Limits of detection of HILA2-based PCR assay. (A) PCR products amplified from crude DNA. Lane 1, 100-bp DNA ladders; lanes 2 through 10, 10⁸, 10⁷, 10⁶, 10⁵, 10⁴, 10³, 10², 10¹, and 10⁰ CFU/ml, respectively; lane 11, negative control. (B) PCR products amplified from purified DNA. Lane 1, 100-bp DNA ladders; lanes 2 through 10, DNA equivalent to 10⁸, 10⁷, 10⁶, 10⁵, 10⁴, 10³, 10², 10¹, and 10⁰ CFU/ml, respectively; lane 11, negative control.

FIG. 3

Limits of detection of HILA2-based PCR assay with different enrichment times. Cell cultures containing 10⁹ CFU/ml were serially diluted to concentrations of 10⁸ to 10⁰ CFU/ml, and 100-μl portions of the dilutions were transferred to 900-μl portions of BHI broth, which were then incubated at 37°C with shaking for 3, 6 and 9 h.

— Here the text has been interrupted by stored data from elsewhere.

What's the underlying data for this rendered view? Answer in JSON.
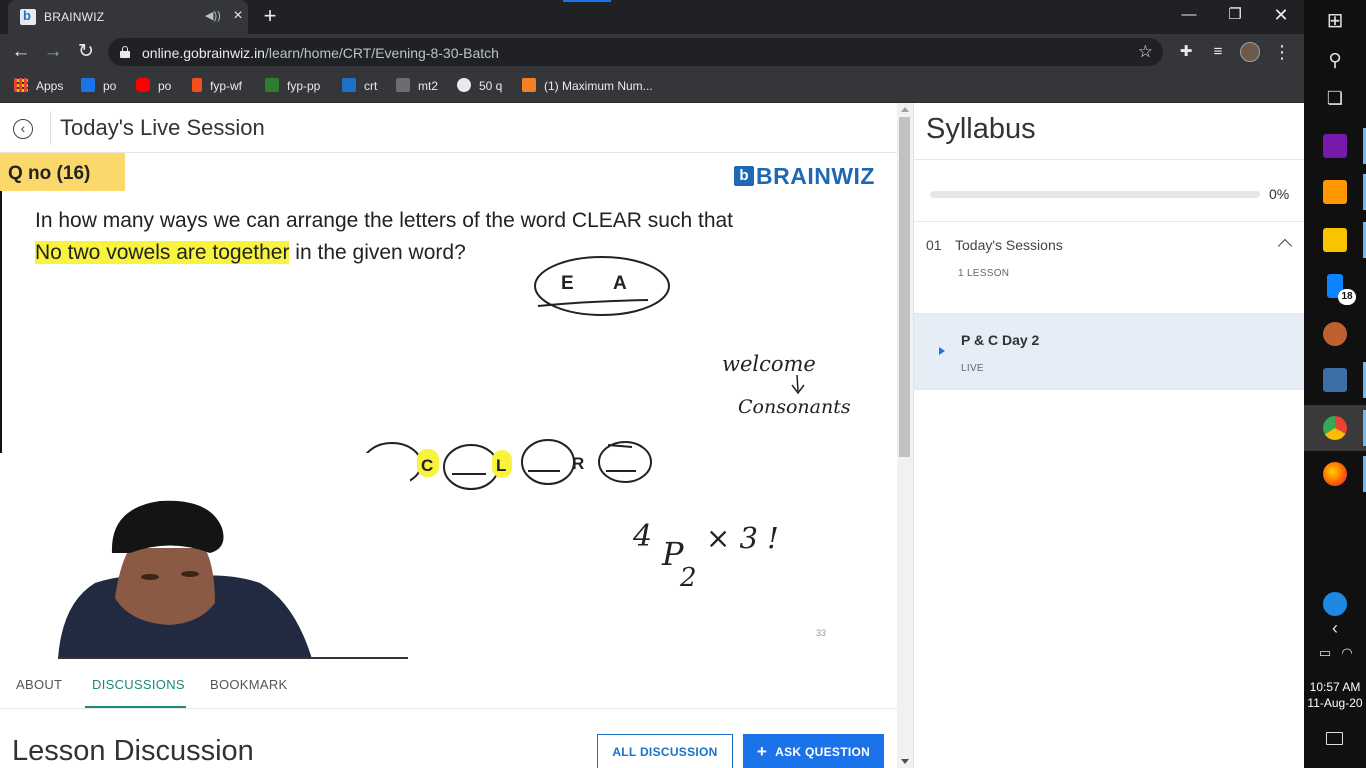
{
  "browser": {
    "tab_title": "BRAINWIZ",
    "url_host": "online.gobrainwiz.in",
    "url_path": "/learn/home/CRT/Evening-8-30-Batch",
    "bookmarks": [
      {
        "label": "Apps",
        "color": "#ea4335"
      },
      {
        "label": "po",
        "color": "#1a73e8"
      },
      {
        "label": "po",
        "color": "#ff0000"
      },
      {
        "label": "fyp-wf",
        "color": "#f24e1e"
      },
      {
        "label": "fyp-pp",
        "color": "#2e7d32"
      },
      {
        "label": "crt",
        "color": "#1a73c8"
      },
      {
        "label": "mt2",
        "color": "#6d6d6d"
      },
      {
        "label": "50 q",
        "color": "#e8eaed"
      },
      {
        "label": "(1) Maximum Num...",
        "color": "#f48024"
      }
    ]
  },
  "page": {
    "title": "Today's Live Session"
  },
  "video": {
    "question_no": "Q no (16)",
    "brand": "BRAINWIZ",
    "question_line1": "In how many ways we can arrange the letters of the word CLEAR such that",
    "question_highlight": "No two vowels are together",
    "question_line2_rest": " in the given word?",
    "vowel_e": "E",
    "vowel_a": "A",
    "cons_c": "C",
    "cons_l": "L",
    "cons_r": "R",
    "note_welcome": "welcome",
    "note_consonant": "Consonants",
    "formula_n": "4",
    "formula_p": "P",
    "formula_r": "2",
    "formula_rest": "× 3 !",
    "slide_number": "33"
  },
  "tabs": {
    "about": "ABOUT",
    "discussions": "DISCUSSIONS",
    "bookmark": "BOOKMARK"
  },
  "discussion": {
    "heading": "Lesson Discussion",
    "all_button": "ALL DISCUSSION",
    "ask_button": "ASK QUESTION"
  },
  "syllabus": {
    "title": "Syllabus",
    "progress_value": 0,
    "progress_label": "0%",
    "section_number": "01",
    "section_title": "Today's Sessions",
    "section_count": "1 LESSON",
    "lesson_title": "P & C Day 2",
    "lesson_status": "LIVE"
  },
  "taskbar": {
    "badge": "18",
    "time": "10:57 AM",
    "date": "11-Aug-20"
  }
}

The cells were treated, and DNA was amplified by PCR. Lanes 1 and 21, 100-bp DNA ladders; lanes 2 through 7, PCR products from preparations containing 10⁵, 10⁴, 10³, 10², 10¹, and 10⁰ CFU/ml, respectively, after 3 h of enrichment; lanes 8 through 13, PCR products from preparations containing 10⁵, 10⁴, 10³, 10², 10¹, and 10⁰ CFU/ml respectively, after 6 h of enrichment; lanes 14 through 19, PCR products from preparations containing 10⁵, 10⁴, 10³, 10², 10¹, and 10⁰ CFU/ml, respectively, after 9 h of enrichment; Lane 20, negative control.

FIG. 4

Use of HILA2-based PCR assay to detect S. enterica serotype Montevideo on and in artificially inoculated tomatoes. Tomatoes were inoculated with different levels of S. enterica serotype Montevideo, and cells were then recovered and enriched for 6 h. Crude DNA was prepared and subjected to PCR amplification. (A) Detection of S. enterica serotype Montevideo in tomatoes. (B) Detection of S. enterica serotype Montevideo on tomato surfaces. Lane 1, 100-bp DNA ladders; lanes 2 to 7, PCR products amplified from preparations containing 10⁵, 10⁴, 10³, 10², 10¹, and 10⁰ CFU/tomato, respectively; lane 8, negative control.